If you’re walking your way out of the woods you may have to cover plenty of territory and in doing so you may come across a bear. You never want to encounter a bear but if you do you might as well be prepared. Bear spay is extremely effective in repelling bear attacks. Don not confuse this product with regular mace or law enforcement pepper spray make sure the can says, "for deterring attacks by bears", such as Guard Alaska Bear Pepper Spray, or UDAP Magnum Bear Spray. These sprays have an effective range of 15 to 30 feet, keeping the bear well at bay, and can be used in any temperature hot or cold.
A compass/GPS system
Going into the wilderness without a compass or GPS system is like going into the wilderness without a knife. Foolish. It doesn’t matter if you’re going for an hour hike, a day hike or a week of camping, always bring a compass, or GPS system and a map of the area. Even if you don’t know how to use a compass or GPS system (which we definitely recommend you learn to do) having either one will keep you from walking in circles. Knowing the general direction in which you traveled will give you the general direction to get back. Lowrance Endura has three fantastic touch screen GPS handhelds for the outdoor enthusiast.
We’ve all heard stories of lost hikers, disoriented campers, or severely injured wilderness enthusiast who were just “missed” by the searching parties (either extending their ordeal or resulting in death) because the searchers could not ‘see’ them. A constant blowing of a whistle in the wild means only one thing, HELP, and it carries for miles and miles. Even if you’re injured and have tucked yourself away under some trees or rocks for shelter, searchers can still locate you by sound alone. Avoid bringing an air horn, they are loud but can eventually run out of air and can be confused or ignored because is not a clear signal of distress. The constant sound of a whistle in the woods always means the same thing, someone is in trouble. Such a small and innocuous item can be a life saver when you need to call for help.
A mirror/reflective device to signal rescuers
Rescuers not only come by foot, they often come by plane or helicopters. The distance and engine noise will keep them from hearing your calls for help, but a handheld mirror or reflective devise can take care of that in an instant. Starflash Survival Signal Mirror is so reflective that its reflection can be seen up to 10 miles away allowing you to signal planes, helicopters or boats.

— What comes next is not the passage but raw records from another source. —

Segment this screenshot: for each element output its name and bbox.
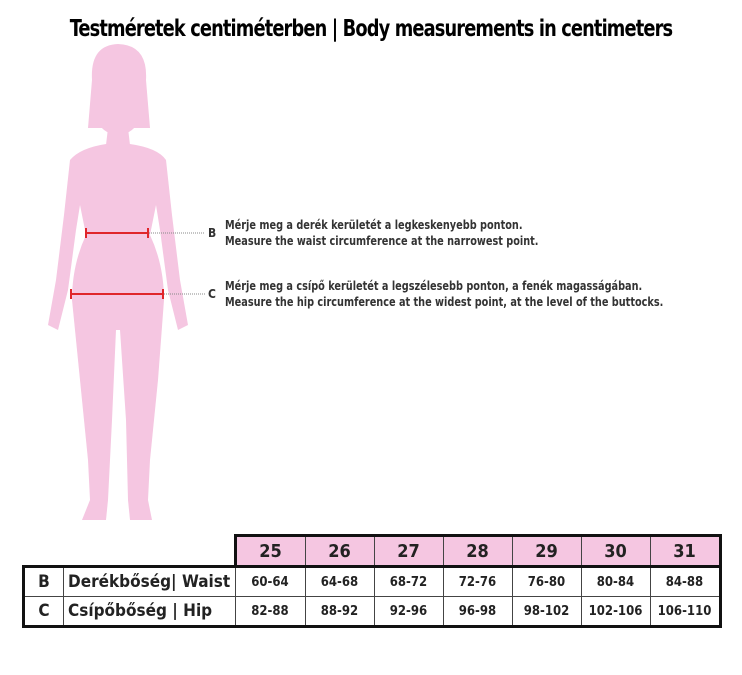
table-cell: 84-88: [649, 566, 722, 597]
size-header: 30: [580, 534, 651, 567]
hip-instruction: Mérje meg a csípő kerületét a legszélese…: [225, 278, 663, 310]
size-table: 25 26 27 28 29 30 31 B Derékbőség| Waist…: [22, 534, 722, 628]
table-cell: 64-68: [304, 566, 375, 597]
body-silhouette: [48, 44, 205, 520]
table-cell: 106-110: [649, 596, 722, 628]
hip-marker-label: C: [208, 287, 216, 301]
hip-instruction-en: Measure the hip circumference at the wid…: [225, 295, 664, 309]
table-row-hip: C Csípőbőség | Hip 82-88 88-92 92-96 96-…: [22, 596, 722, 628]
size-header: 25: [233, 534, 306, 567]
row-letter: B: [22, 565, 64, 597]
row-label: Derékbőség| Waist: [63, 565, 236, 597]
size-header: 26: [304, 534, 375, 567]
row-letter: C: [22, 596, 64, 628]
page-title: Testméretek centiméterben | Body measure…: [69, 16, 673, 42]
table-cell: 82-88: [234, 596, 306, 628]
table-row-waist: B Derékbőség| Waist 60-64 64-68 68-72 72…: [22, 565, 722, 597]
waist-marker-label: B: [208, 226, 217, 240]
row-label: Csípőbőség | Hip: [63, 596, 236, 628]
table-cell: 60-64: [234, 566, 306, 597]
size-header: 31: [649, 534, 722, 567]
table-cell: 72-76: [442, 566, 513, 597]
table-cell: 96-98: [442, 596, 513, 628]
waist-instruction-hu: Mérje meg a derék kerületét a legkeskeny…: [225, 218, 523, 232]
table-cell: 98-102: [511, 596, 582, 628]
table-cell: 68-72: [373, 566, 444, 597]
table-cell: 80-84: [580, 566, 651, 597]
table-cell: 92-96: [373, 596, 444, 628]
hip-instruction-hu: Mérje meg a csípő kerületét a legszélese…: [225, 279, 643, 293]
size-header: 27: [373, 534, 444, 567]
waist-instruction: Mérje meg a derék kerületét a legkeskeny…: [225, 217, 538, 249]
size-header: 29: [511, 534, 582, 567]
size-header-row: 25 26 27 28 29 30 31: [23, 534, 722, 567]
size-header: 28: [442, 534, 513, 567]
table-cell: 88-92: [304, 596, 375, 628]
table-cell: 76-80: [511, 566, 582, 597]
table-cell: 102-106: [580, 596, 651, 628]
waist-instruction-en: Measure the waist circumference at the n…: [225, 234, 539, 248]
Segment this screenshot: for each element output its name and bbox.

If I had to add anything else to this list it would be a good 50 yards of 550 paracord. You never know when you’ll need to tie something together or have to pull yourself down or up a cliff. The 1/8th of an inch thick cord can hold up to 550 pounds and can be used for snares, bows, fishing line, tourniquets, and a million more uses. Paracord is as versatile in the wilderness as duct tape.
Being prepared is more than half of the battle of survival. Keeping a positive mental attitude and thinking yourself out of the problem is the rest. Anyone can survive an unfortunate trip into the wilderness if you’re prepared and keep your mind in the business of surviving the experience.